The company was just trying to bring people on board, but they never anticipated that one such ticket holder could cost them $21 million.
By 2008, Rothstein – one of only 66 who bought the pass – had racked up 30 million miles with his lifetime pass, all of which were free of charge.

It took the company a while to realize this but they eventually did the math and concluded this one passenger alone was costing them millions.
So they did two things.
First, they revoked his lifetime pass, which was bad enough, and then they went further and decided to sue him.
In short, the airline accused him of booking seats for non-existent passengers and for flights he was never planning to board.
Rothstein and American Airlines eventually settled the case outside of court.
The end of the lifetime pass?

American Airlines never said as much, but Steven Rothstein’s case was probably a key component of the airline’s decision to kill off its lifetime pass program.

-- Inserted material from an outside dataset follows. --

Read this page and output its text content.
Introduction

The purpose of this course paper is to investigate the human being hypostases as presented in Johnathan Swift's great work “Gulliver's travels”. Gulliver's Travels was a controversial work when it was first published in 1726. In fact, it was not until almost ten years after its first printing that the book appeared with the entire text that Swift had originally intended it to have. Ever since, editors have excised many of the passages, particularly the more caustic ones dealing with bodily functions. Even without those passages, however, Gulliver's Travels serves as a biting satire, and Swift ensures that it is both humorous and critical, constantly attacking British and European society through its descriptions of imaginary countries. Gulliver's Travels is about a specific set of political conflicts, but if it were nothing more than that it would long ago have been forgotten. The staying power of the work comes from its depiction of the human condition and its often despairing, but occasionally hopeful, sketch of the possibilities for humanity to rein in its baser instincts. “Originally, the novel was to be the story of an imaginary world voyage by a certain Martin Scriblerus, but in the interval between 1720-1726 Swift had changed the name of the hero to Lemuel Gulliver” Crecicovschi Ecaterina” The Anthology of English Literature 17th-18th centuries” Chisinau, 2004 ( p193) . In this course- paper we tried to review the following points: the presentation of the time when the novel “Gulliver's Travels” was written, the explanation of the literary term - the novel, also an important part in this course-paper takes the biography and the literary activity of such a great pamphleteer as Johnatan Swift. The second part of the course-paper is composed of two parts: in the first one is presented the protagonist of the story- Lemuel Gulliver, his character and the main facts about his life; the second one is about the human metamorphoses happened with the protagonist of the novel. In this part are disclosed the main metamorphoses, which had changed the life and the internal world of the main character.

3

Rothstein’s case probably made the airline realize it takes just one passenger to take ‘all you can fly‘ part literally for the whole thing to become unprofitable.
United Airlines had a similar experience with Tom Stuker.
As far as we’re aware, they never canceled his pass, but United – like American – is no longer offering lifetime passes.
A few airlines still offer equivalent programs, including US airline Frontier, which just launched its ‘all you can fly’ pass.
But there’s now a fruit salad of caveats and restrictions designed to make sure the program favors the airline, not the passenger.